O Cenário do Turismo no Caribe
A diminuição no número de turistas em Cuba ocorre em um contexto mais amplo, onde muitos destinos do Caribe, como Punta Cana, na República Dominicana, e Cancún, no México, estão experimentando um aumento significativo na demanda. Essa disparidade levanta preocupações sobre como Cuba poderá recuperar sua posição como um dos destinos turísticos mais atraentes da região.

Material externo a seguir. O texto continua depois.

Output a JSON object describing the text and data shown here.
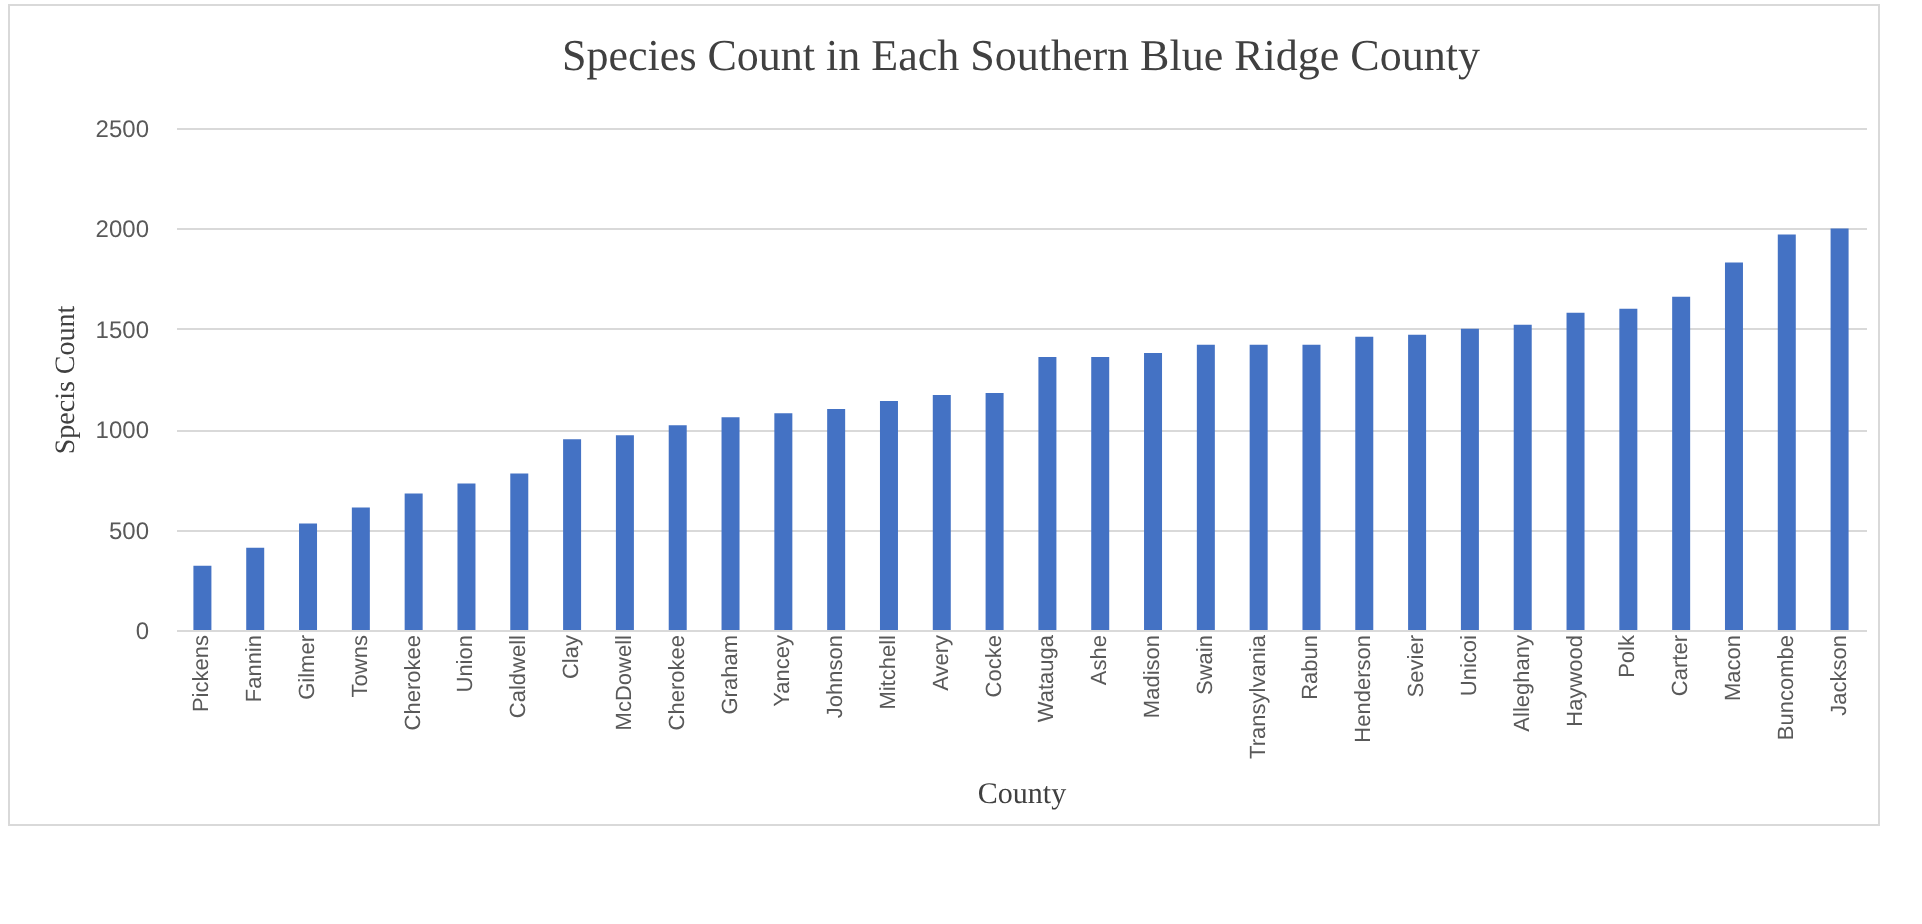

O descontentamento com a situação atual é palpável entre os operadores turísticos locais, que sentem os efeitos diretos da crise. Muitos expressam a esperança de que medidas sejam tomadas para revitalizar o setor, permitindo que a ilha recupere a fama que desfrutou como um dos principais destinos do Caribe antes das crises que têm afetado sua infraestrutura e oferta de serviços.
Em suma, os desafios que Cuba enfrenta no setor de turismo são emblemáticos de uma realidade mais ampla que o país vive. As expectativas para os próximos meses estão longe de serem otimistas, e a recuperação vai depender não apenas da resolução das questões energéticas, mas também de uma reavaliação das políticas que regem o turismo na nação. Os amantes das viagens certamente estarão atentos a como a ilha irá se reerguer diante de tantos obstáculos.